Curiously enough, this is an entry into the workings of The Age of Reptiles mural by Rudolf Zallinger. Completed 60 years ago, a small anniversary exhibition of preparatory sketches and other archival materials related to it (and to a later mural, The Age of Mammals) has been on view since May.
Based on reasonable speculations of experts who oversaw the work, Zallinger’s mural was not initially meant as a fantasy. It also did not have a core audience with preconceived pictures, at least none they were unwilling to relinquish. But the mural established a typology of imagination that would not readily admit to later alteration. A version of the mural printed in LIFE magazine completed the transformation from a popularized natural history to iconic image, with the mistakes, which would be later discovered, already become the realism of dinosaurs.
In the 1960s, when undertaking some needed restoration of the mural, Zallinger offered to make corrections which would update several elements to reflect the newest state of knowledge about the plant and animal life portrayed in it. This was refused on the grounds that the piece was now considered “a work of art,” outside the framework of scientific accuracy. Unlike a textbook in paleontology which would have revisions required of its succeeding editions as a consequence of ongoing research, the mural was granted immunity from fact. It had become believable, even if not accurate.
The landscape, which borrows something from Thomas Cole’s Course of Empire and more from Maxfield Parrish’s heightened color fields, is of an orderly universe, ponderous, intact, with an arrangement of static tableaux that suggests little of the fleet, sleek raptors animated in the film of Jurassic Park. There are accurately rendered geological forms in which fossils were found, although they would obviously not have been visible when those same animals were still living. And the Tyrannosaur is potbellied and foppish, like some murderous bureaucrat, or one of those fez-wearing Blue Meanie cadres from Yellow Submarine, their bulging torsos opening as toothy jaws.

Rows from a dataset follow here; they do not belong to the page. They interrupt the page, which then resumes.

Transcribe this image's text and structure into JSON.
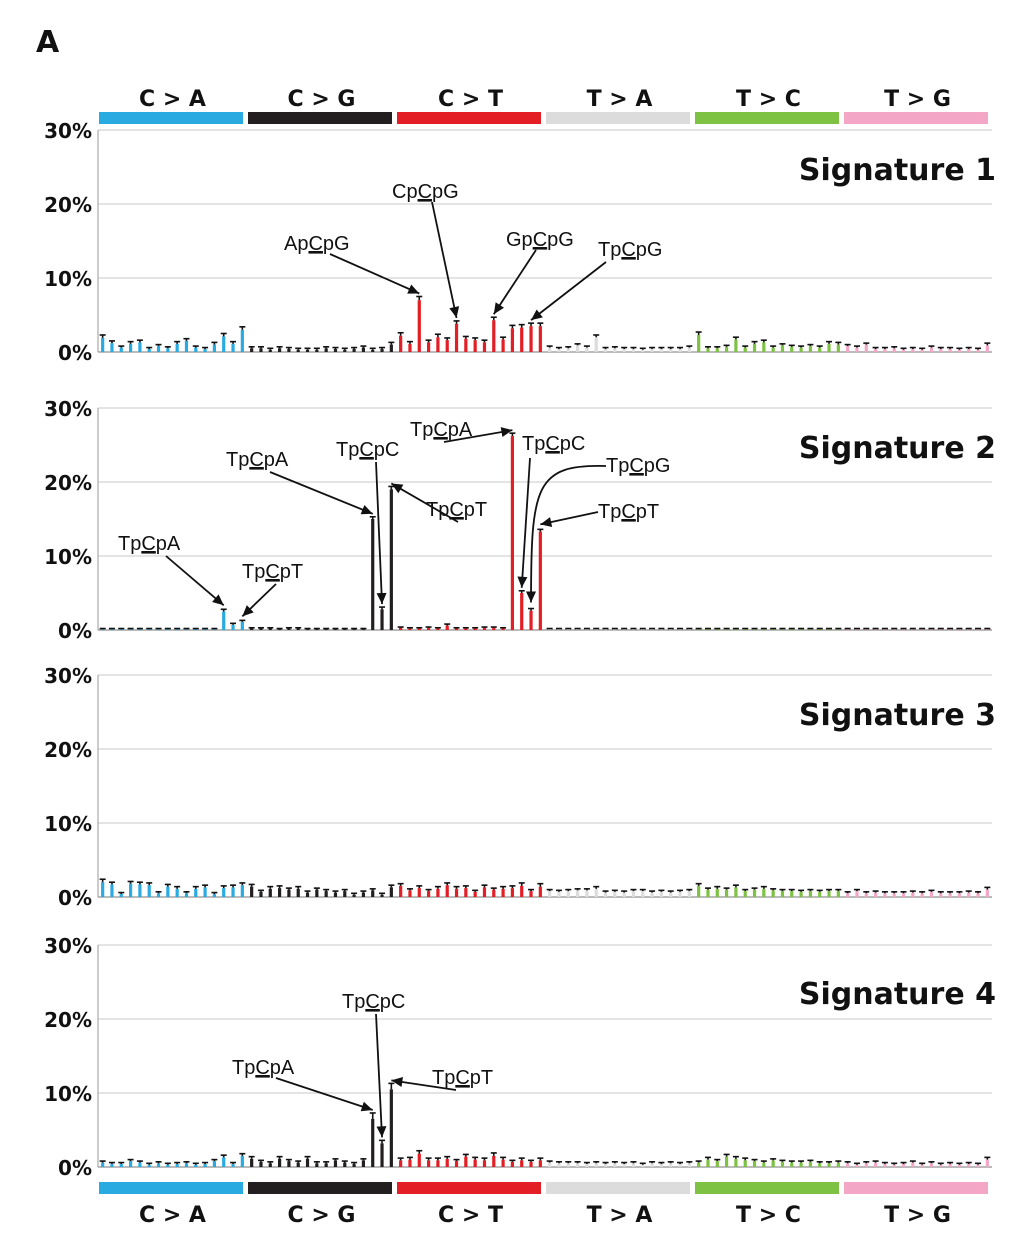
{
  "panel_label": "A",
  "categories": [
    {
      "label": "C > A",
      "color": "#29abe2"
    },
    {
      "label": "C > G",
      "color": "#231f20"
    },
    {
      "label": "C > T",
      "color": "#e31e24"
    },
    {
      "label": "T > A",
      "color": "#dcdcdc"
    },
    {
      "label": "T > C",
      "color": "#7dc242"
    },
    {
      "label": "T > G",
      "color": "#f4a6c6"
    }
  ],
  "y_tick_labels": [
    "0%",
    "10%",
    "20%",
    "30%"
  ],
  "chart_data": {
    "type": "bar",
    "ylim": [
      0,
      30
    ],
    "yticks": [
      0,
      10,
      20,
      30
    ],
    "y_unit": "%",
    "n_contexts": 96,
    "contexts_per_category": 16,
    "category_labels": [
      "C > A",
      "C > G",
      "C > T",
      "T > A",
      "T > C",
      "T > G"
    ],
    "series": [
      {
        "name": "Signature 1",
        "values": [
          1.9,
          1.2,
          0.6,
          1.1,
          1.3,
          0.4,
          0.8,
          0.5,
          1.1,
          1.5,
          0.6,
          0.4,
          1.0,
          2.1,
          1.1,
          3.0,
          0.5,
          0.5,
          0.3,
          0.5,
          0.4,
          0.3,
          0.3,
          0.3,
          0.5,
          0.4,
          0.3,
          0.4,
          0.6,
          0.3,
          0.4,
          1.0,
          2.2,
          1.1,
          7.0,
          1.3,
          2.0,
          1.6,
          3.8,
          1.8,
          1.6,
          1.3,
          4.3,
          1.7,
          3.2,
          3.3,
          3.5,
          3.5,
          0.6,
          0.4,
          0.5,
          0.9,
          0.6,
          2.0,
          0.4,
          0.5,
          0.4,
          0.4,
          0.3,
          0.4,
          0.4,
          0.4,
          0.4,
          0.6,
          2.3,
          0.5,
          0.5,
          0.7,
          1.7,
          0.6,
          1.1,
          1.3,
          0.6,
          0.9,
          0.7,
          0.6,
          0.8,
          0.6,
          1.1,
          1.0,
          0.8,
          0.6,
          1.0,
          0.4,
          0.4,
          0.5,
          0.3,
          0.4,
          0.3,
          0.6,
          0.4,
          0.4,
          0.3,
          0.4,
          0.3,
          0.9
        ],
        "errors": [
          0.4,
          0.3,
          0.2,
          0.3,
          0.3,
          0.2,
          0.2,
          0.2,
          0.3,
          0.3,
          0.2,
          0.2,
          0.3,
          0.4,
          0.3,
          0.4,
          0.2,
          0.2,
          0.2,
          0.2,
          0.2,
          0.2,
          0.2,
          0.2,
          0.2,
          0.2,
          0.2,
          0.2,
          0.2,
          0.2,
          0.2,
          0.3,
          0.4,
          0.3,
          0.5,
          0.3,
          0.4,
          0.3,
          0.4,
          0.3,
          0.3,
          0.3,
          0.4,
          0.3,
          0.4,
          0.4,
          0.4,
          0.4,
          0.2,
          0.2,
          0.2,
          0.2,
          0.2,
          0.3,
          0.2,
          0.2,
          0.2,
          0.2,
          0.2,
          0.2,
          0.2,
          0.2,
          0.2,
          0.2,
          0.4,
          0.2,
          0.2,
          0.2,
          0.3,
          0.2,
          0.3,
          0.3,
          0.2,
          0.2,
          0.2,
          0.2,
          0.2,
          0.2,
          0.3,
          0.3,
          0.2,
          0.2,
          0.2,
          0.2,
          0.2,
          0.2,
          0.2,
          0.2,
          0.2,
          0.2,
          0.2,
          0.2,
          0.2,
          0.2,
          0.2,
          0.3
        ],
        "annotations": [
          {
            "text": "ApCpG",
            "pre": "Ap",
            "mid": "C",
            "post": "pG",
            "target": 34
          },
          {
            "text": "CpCpG",
            "pre": "Cp",
            "mid": "C",
            "post": "pG",
            "target": 38
          },
          {
            "text": "GpCpG",
            "pre": "Gp",
            "mid": "C",
            "post": "pG",
            "target": 42
          },
          {
            "text": "TpCpG",
            "pre": "Tp",
            "mid": "C",
            "post": "pG",
            "target": 46
          }
        ]
      },
      {
        "name": "Signature 2",
        "values": [
          0.1,
          0.1,
          0.1,
          0.1,
          0.1,
          0.1,
          0.1,
          0.1,
          0.1,
          0.1,
          0.1,
          0.1,
          0.1,
          2.5,
          0.7,
          1.1,
          0.2,
          0.2,
          0.2,
          0.1,
          0.2,
          0.2,
          0.1,
          0.1,
          0.1,
          0.1,
          0.1,
          0.1,
          0.1,
          15.0,
          2.8,
          19.0,
          0.3,
          0.2,
          0.2,
          0.3,
          0.2,
          0.6,
          0.2,
          0.2,
          0.2,
          0.3,
          0.3,
          0.2,
          26.2,
          5.0,
          2.6,
          13.3,
          0.1,
          0.1,
          0.1,
          0.1,
          0.1,
          0.1,
          0.1,
          0.1,
          0.1,
          0.1,
          0.1,
          0.1,
          0.1,
          0.1,
          0.1,
          0.1,
          0.1,
          0.1,
          0.1,
          0.1,
          0.1,
          0.1,
          0.1,
          0.1,
          0.1,
          0.1,
          0.1,
          0.1,
          0.1,
          0.1,
          0.1,
          0.1,
          0.1,
          0.1,
          0.1,
          0.1,
          0.1,
          0.1,
          0.1,
          0.1,
          0.1,
          0.1,
          0.1,
          0.1,
          0.1,
          0.1,
          0.1,
          0.1
        ],
        "errors": [
          0.1,
          0.1,
          0.1,
          0.1,
          0.1,
          0.1,
          0.1,
          0.1,
          0.1,
          0.1,
          0.1,
          0.1,
          0.1,
          0.3,
          0.2,
          0.2,
          0.1,
          0.1,
          0.1,
          0.1,
          0.1,
          0.1,
          0.1,
          0.1,
          0.1,
          0.1,
          0.1,
          0.1,
          0.1,
          0.3,
          0.3,
          0.4,
          0.1,
          0.1,
          0.1,
          0.1,
          0.1,
          0.2,
          0.1,
          0.1,
          0.1,
          0.1,
          0.1,
          0.1,
          0.4,
          0.3,
          0.3,
          0.3,
          0.1,
          0.1,
          0.1,
          0.1,
          0.1,
          0.1,
          0.1,
          0.1,
          0.1,
          0.1,
          0.1,
          0.1,
          0.1,
          0.1,
          0.1,
          0.1,
          0.1,
          0.1,
          0.1,
          0.1,
          0.1,
          0.1,
          0.1,
          0.1,
          0.1,
          0.1,
          0.1,
          0.1,
          0.1,
          0.1,
          0.1,
          0.1,
          0.1,
          0.1,
          0.1,
          0.1,
          0.1,
          0.1,
          0.1,
          0.1,
          0.1,
          0.1,
          0.1,
          0.1,
          0.1,
          0.1,
          0.1,
          0.1
        ],
        "annotations": [
          {
            "text": "TpCpA",
            "pre": "Tp",
            "mid": "C",
            "post": "pA",
            "target": 13
          },
          {
            "text": "TpCpT",
            "pre": "Tp",
            "mid": "C",
            "post": "pT",
            "target": 15
          },
          {
            "text": "TpCpA",
            "pre": "Tp",
            "mid": "C",
            "post": "pA",
            "target": 29
          },
          {
            "text": "TpCpC",
            "pre": "Tp",
            "mid": "C",
            "post": "pC",
            "target": 30
          },
          {
            "text": "TpCpT",
            "pre": "Tp",
            "mid": "C",
            "post": "pT",
            "target": 31
          },
          {
            "text": "TpCpA",
            "pre": "Tp",
            "mid": "C",
            "post": "pA",
            "target": 44
          },
          {
            "text": "TpCpC",
            "pre": "Tp",
            "mid": "C",
            "post": "pC",
            "target": 45
          },
          {
            "text": "TpCpG",
            "pre": "Tp",
            "mid": "C",
            "post": "pG",
            "target": 46
          },
          {
            "text": "TpCpT",
            "pre": "Tp",
            "mid": "C",
            "post": "pT",
            "target": 47
          }
        ]
      },
      {
        "name": "Signature 3",
        "values": [
          2.0,
          1.7,
          0.4,
          1.8,
          1.7,
          1.6,
          0.5,
          1.4,
          1.1,
          0.5,
          1.1,
          1.3,
          0.4,
          1.2,
          1.3,
          1.6,
          1.4,
          0.7,
          1.1,
          1.2,
          1.0,
          1.1,
          0.6,
          1.0,
          0.8,
          0.6,
          0.8,
          0.3,
          0.6,
          0.9,
          0.3,
          1.3,
          1.5,
          0.9,
          1.2,
          0.8,
          1.1,
          1.6,
          1.1,
          1.2,
          0.7,
          1.3,
          1.0,
          1.1,
          1.2,
          1.5,
          0.8,
          1.4,
          0.8,
          0.7,
          0.8,
          0.9,
          0.9,
          1.1,
          0.6,
          0.7,
          0.6,
          0.8,
          0.8,
          0.6,
          0.7,
          0.6,
          0.7,
          0.8,
          1.5,
          1.0,
          1.1,
          1.0,
          1.3,
          0.8,
          1.0,
          1.1,
          0.9,
          0.8,
          0.8,
          0.7,
          0.8,
          0.7,
          0.8,
          0.8,
          0.5,
          0.8,
          0.5,
          0.6,
          0.5,
          0.5,
          0.5,
          0.6,
          0.5,
          0.7,
          0.5,
          0.5,
          0.5,
          0.6,
          0.5,
          1.0
        ],
        "errors": [
          0.4,
          0.3,
          0.2,
          0.3,
          0.3,
          0.3,
          0.2,
          0.3,
          0.3,
          0.2,
          0.3,
          0.3,
          0.2,
          0.3,
          0.3,
          0.3,
          0.3,
          0.2,
          0.3,
          0.3,
          0.2,
          0.3,
          0.2,
          0.2,
          0.2,
          0.2,
          0.2,
          0.2,
          0.2,
          0.2,
          0.2,
          0.3,
          0.3,
          0.2,
          0.3,
          0.2,
          0.3,
          0.3,
          0.3,
          0.3,
          0.2,
          0.3,
          0.2,
          0.3,
          0.3,
          0.4,
          0.2,
          0.4,
          0.2,
          0.2,
          0.2,
          0.2,
          0.2,
          0.3,
          0.2,
          0.2,
          0.2,
          0.2,
          0.2,
          0.2,
          0.2,
          0.2,
          0.2,
          0.2,
          0.3,
          0.2,
          0.3,
          0.2,
          0.3,
          0.2,
          0.2,
          0.3,
          0.2,
          0.2,
          0.2,
          0.2,
          0.2,
          0.2,
          0.2,
          0.2,
          0.2,
          0.2,
          0.2,
          0.2,
          0.2,
          0.2,
          0.2,
          0.2,
          0.2,
          0.2,
          0.2,
          0.2,
          0.2,
          0.2,
          0.2,
          0.3
        ],
        "annotations": []
      },
      {
        "name": "Signature 4",
        "values": [
          0.6,
          0.4,
          0.4,
          0.8,
          0.6,
          0.3,
          0.5,
          0.3,
          0.4,
          0.5,
          0.3,
          0.4,
          0.8,
          1.3,
          0.4,
          1.5,
          1.1,
          0.7,
          0.5,
          1.1,
          0.8,
          0.6,
          1.1,
          0.5,
          0.5,
          0.9,
          0.6,
          0.4,
          0.9,
          6.5,
          3.2,
          10.5,
          0.9,
          1.0,
          1.8,
          0.9,
          0.9,
          1.1,
          0.8,
          1.4,
          1.0,
          0.9,
          1.5,
          1.0,
          0.7,
          0.9,
          0.7,
          0.9,
          0.6,
          0.5,
          0.5,
          0.5,
          0.4,
          0.5,
          0.4,
          0.5,
          0.4,
          0.5,
          0.3,
          0.5,
          0.4,
          0.5,
          0.4,
          0.5,
          0.6,
          1.0,
          0.8,
          1.4,
          1.1,
          0.9,
          0.8,
          0.6,
          0.9,
          0.7,
          0.6,
          0.6,
          0.7,
          0.5,
          0.5,
          0.6,
          0.5,
          0.3,
          0.5,
          0.6,
          0.4,
          0.3,
          0.4,
          0.6,
          0.3,
          0.5,
          0.3,
          0.4,
          0.3,
          0.4,
          0.3,
          1.0
        ],
        "errors": [
          0.2,
          0.2,
          0.2,
          0.2,
          0.2,
          0.2,
          0.2,
          0.2,
          0.2,
          0.2,
          0.2,
          0.2,
          0.2,
          0.3,
          0.2,
          0.3,
          0.3,
          0.2,
          0.2,
          0.3,
          0.2,
          0.2,
          0.3,
          0.2,
          0.2,
          0.2,
          0.2,
          0.2,
          0.2,
          0.8,
          0.4,
          0.8,
          0.3,
          0.3,
          0.4,
          0.3,
          0.3,
          0.3,
          0.2,
          0.3,
          0.3,
          0.3,
          0.4,
          0.3,
          0.2,
          0.3,
          0.2,
          0.3,
          0.2,
          0.2,
          0.2,
          0.2,
          0.2,
          0.2,
          0.2,
          0.2,
          0.2,
          0.2,
          0.2,
          0.2,
          0.2,
          0.2,
          0.2,
          0.2,
          0.2,
          0.3,
          0.2,
          0.3,
          0.3,
          0.3,
          0.2,
          0.2,
          0.2,
          0.2,
          0.2,
          0.2,
          0.2,
          0.2,
          0.2,
          0.2,
          0.2,
          0.2,
          0.2,
          0.2,
          0.2,
          0.2,
          0.2,
          0.2,
          0.2,
          0.2,
          0.2,
          0.2,
          0.2,
          0.2,
          0.2,
          0.3
        ],
        "annotations": [
          {
            "text": "TpCpA",
            "pre": "Tp",
            "mid": "C",
            "post": "pA",
            "target": 29
          },
          {
            "text": "TpCpC",
            "pre": "Tp",
            "mid": "C",
            "post": "pC",
            "target": 30
          },
          {
            "text": "TpCpT",
            "pre": "Tp",
            "mid": "C",
            "post": "pT",
            "target": 31
          }
        ]
      }
    ]
  }
}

But for all its invocations of order, violence is literally central to the painting: A carnivorous dinosaur, blood-flecked, tears at another animal’s corpse. While the mural on mammals has the pursuit of prey, there is no such ravening visible anywhere.
A wartime work (as was Sallman’s image of Christ) begun in 1943 and completed in 1947, The Age of Reptiles deploys an art that makes wonder bearable, the overwhelming reduced in scale. Read as time, the pictured sequence which stretches over 350 million years is (in a refinement of the philosopher Walter Benjamin’s argument of what art does to space) rendered as a miniature that we can read in a moment’s glance.

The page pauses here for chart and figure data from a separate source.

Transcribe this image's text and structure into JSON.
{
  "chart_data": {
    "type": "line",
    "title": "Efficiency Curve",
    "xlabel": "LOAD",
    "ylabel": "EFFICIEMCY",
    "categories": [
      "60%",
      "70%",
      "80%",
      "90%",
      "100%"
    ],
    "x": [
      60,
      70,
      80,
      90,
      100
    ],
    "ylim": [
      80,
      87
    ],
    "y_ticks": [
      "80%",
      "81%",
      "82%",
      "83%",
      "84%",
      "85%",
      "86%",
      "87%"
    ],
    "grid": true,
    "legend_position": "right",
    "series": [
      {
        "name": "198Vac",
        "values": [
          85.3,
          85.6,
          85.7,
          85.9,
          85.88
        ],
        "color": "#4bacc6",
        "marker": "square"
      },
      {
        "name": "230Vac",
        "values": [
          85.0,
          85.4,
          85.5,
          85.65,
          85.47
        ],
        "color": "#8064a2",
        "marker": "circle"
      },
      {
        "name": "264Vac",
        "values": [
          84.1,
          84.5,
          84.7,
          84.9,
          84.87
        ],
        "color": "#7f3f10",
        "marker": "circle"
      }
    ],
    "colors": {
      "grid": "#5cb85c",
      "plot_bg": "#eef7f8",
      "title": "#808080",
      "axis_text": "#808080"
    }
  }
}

Zallinger has constructed an essay on hope stretching from the initiate stages of land animal evolution to the small mammal which will survive the catastrophe of species extinction. Even if the entire pictured world vanishes—as it had—the future is still promised, where we will paint our fantasies of the past.

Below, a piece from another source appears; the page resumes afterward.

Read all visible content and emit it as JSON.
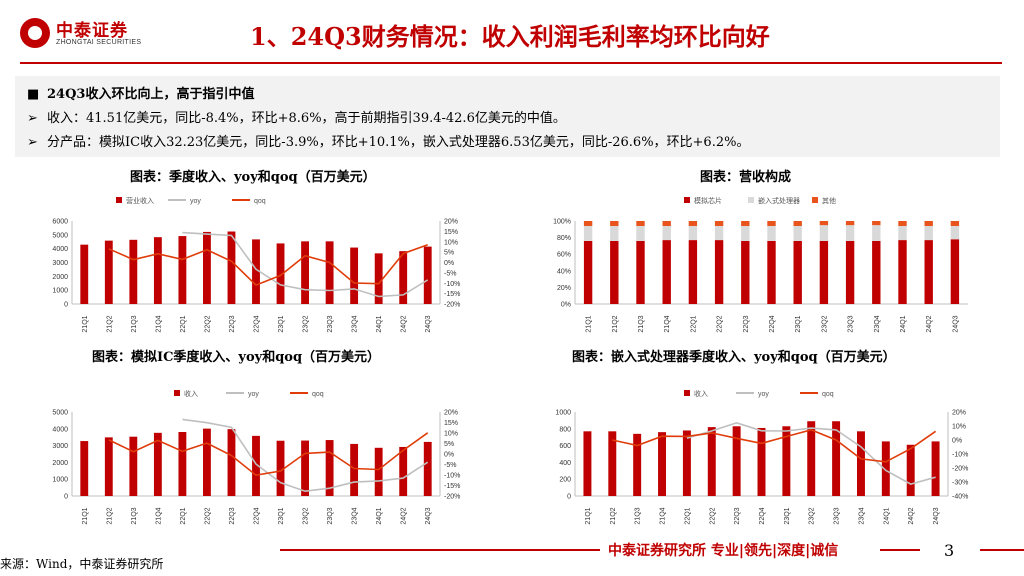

But the constantly mutating current science of prehistory has rendered the mural quaint, and we no longer require icons of forbearance in the face of present wars. Our new realism is a polished indifference.
skobasa@snet.net
A more subtle point (well made in this article) is that such art incorporates elements of the zeitgeist, whether taken from among the scientific community or from the more general population, or even the artist's own reaction to more general popular sentiment. Realism in the painting or sculpture helps to divert attention from the hypothetical nature of the reconstruction, while incorporating popular sentiment in some form helps to make an image into an icon.
All of that said, it is undoubtedly true that the artwork of artists like Rudolf Zallinger have helped to communicate the excitement of thinking about the past, and now stand as icons in an additional sense - icons of the unfolding dynamic of the scientific understanding of the history of our planet.